A New Yorker is approached by a stranger on the street, who asks “Pardon me, sir, but how do I get to Carnegie Hall?” Back comes the New Yorker’s reply, “Practice, practice, practice.” It’s a joke that still makes a worthwhile point; writing your family history – like getting to Carnegie Hall – becomes easier with practice.

John Markham's sermon notes and obit copy

So, how do you go about writing your family history in a way that sparkles? How can you turn a list of dates and names into an engaging historical narrative?

  • Give-it-a-go writing activities: We nudge and cajole you into trying out a variety of writing activities. Some are very directly related to family history, others are more playful, all will help you try out, practise and hone a range of styles. Start with our ‘Glimpses’ writing activities; give them a go, see where they take you, choose the ones that move you forward.
  • Enriching your research: Sometimes we ask you to reconsider a personal family item – such as a photograph, census return, heirloom or newspaper clipping. Other times we use local and social history resources to help you capture a sense of time and place.

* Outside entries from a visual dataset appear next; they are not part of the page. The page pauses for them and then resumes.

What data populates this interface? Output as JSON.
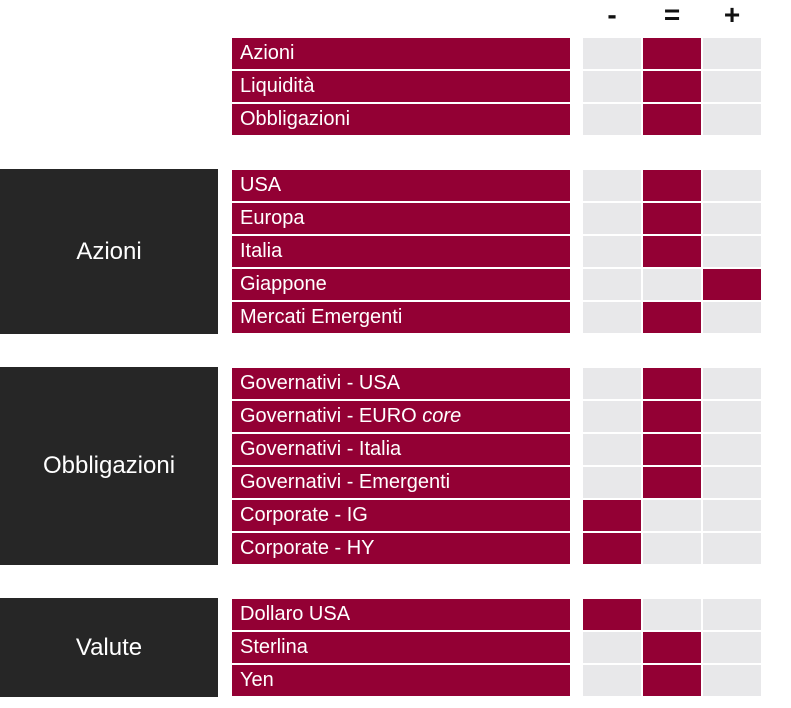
{
  "header": {
    "minus": "-",
    "equal": "=",
    "plus": "+"
  },
  "colors": {
    "accent": "#930034",
    "neutral": "#e8e8ea",
    "group_bg": "#262626"
  },
  "groups": [
    {
      "name": "",
      "rows": [
        {
          "label": "Azioni",
          "rating": "="
        },
        {
          "label": "Liquidità",
          "rating": "="
        },
        {
          "label": "Obbligazioni",
          "rating": "="
        }
      ]
    },
    {
      "name": "Azioni",
      "rows": [
        {
          "label": "USA",
          "rating": "="
        },
        {
          "label": "Europa",
          "rating": "="
        },
        {
          "label": "Italia",
          "rating": "="
        },
        {
          "label": "Giappone",
          "rating": "+"
        },
        {
          "label": "Mercati Emergenti",
          "rating": "="
        }
      ]
    },
    {
      "name": "Obbligazioni",
      "rows": [
        {
          "label": "Governativi - USA",
          "rating": "="
        },
        {
          "label": "Governativi - EURO",
          "label_italic": "core",
          "rating": "="
        },
        {
          "label": "Governativi - Italia",
          "rating": "="
        },
        {
          "label": "Governativi - Emergenti",
          "rating": "="
        },
        {
          "label": "Corporate - IG",
          "rating": "-"
        },
        {
          "label": "Corporate - HY",
          "rating": "-"
        }
      ]
    },
    {
      "name": "Valute",
      "rows": [
        {
          "label": "Dollaro USA",
          "rating": "-"
        },
        {
          "label": "Sterlina",
          "rating": "="
        },
        {
          "label": "Yen",
          "rating": "="
        }
      ]
    }
  ]
}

Like an artist dabbing at his palette, you choose what mix of colours to add to your family history.

As the accomplished biographer Blake Morrison says, “The history of someone else’s family is as tedious as a holiday slide show – unless it is well told”. Putting some words, any words, on the page can feel arduous at times, but if you experiment with the approaches and techniques we suggest, and work on it over time, you’ll have a collection of family stories ready to publish and share before you know it.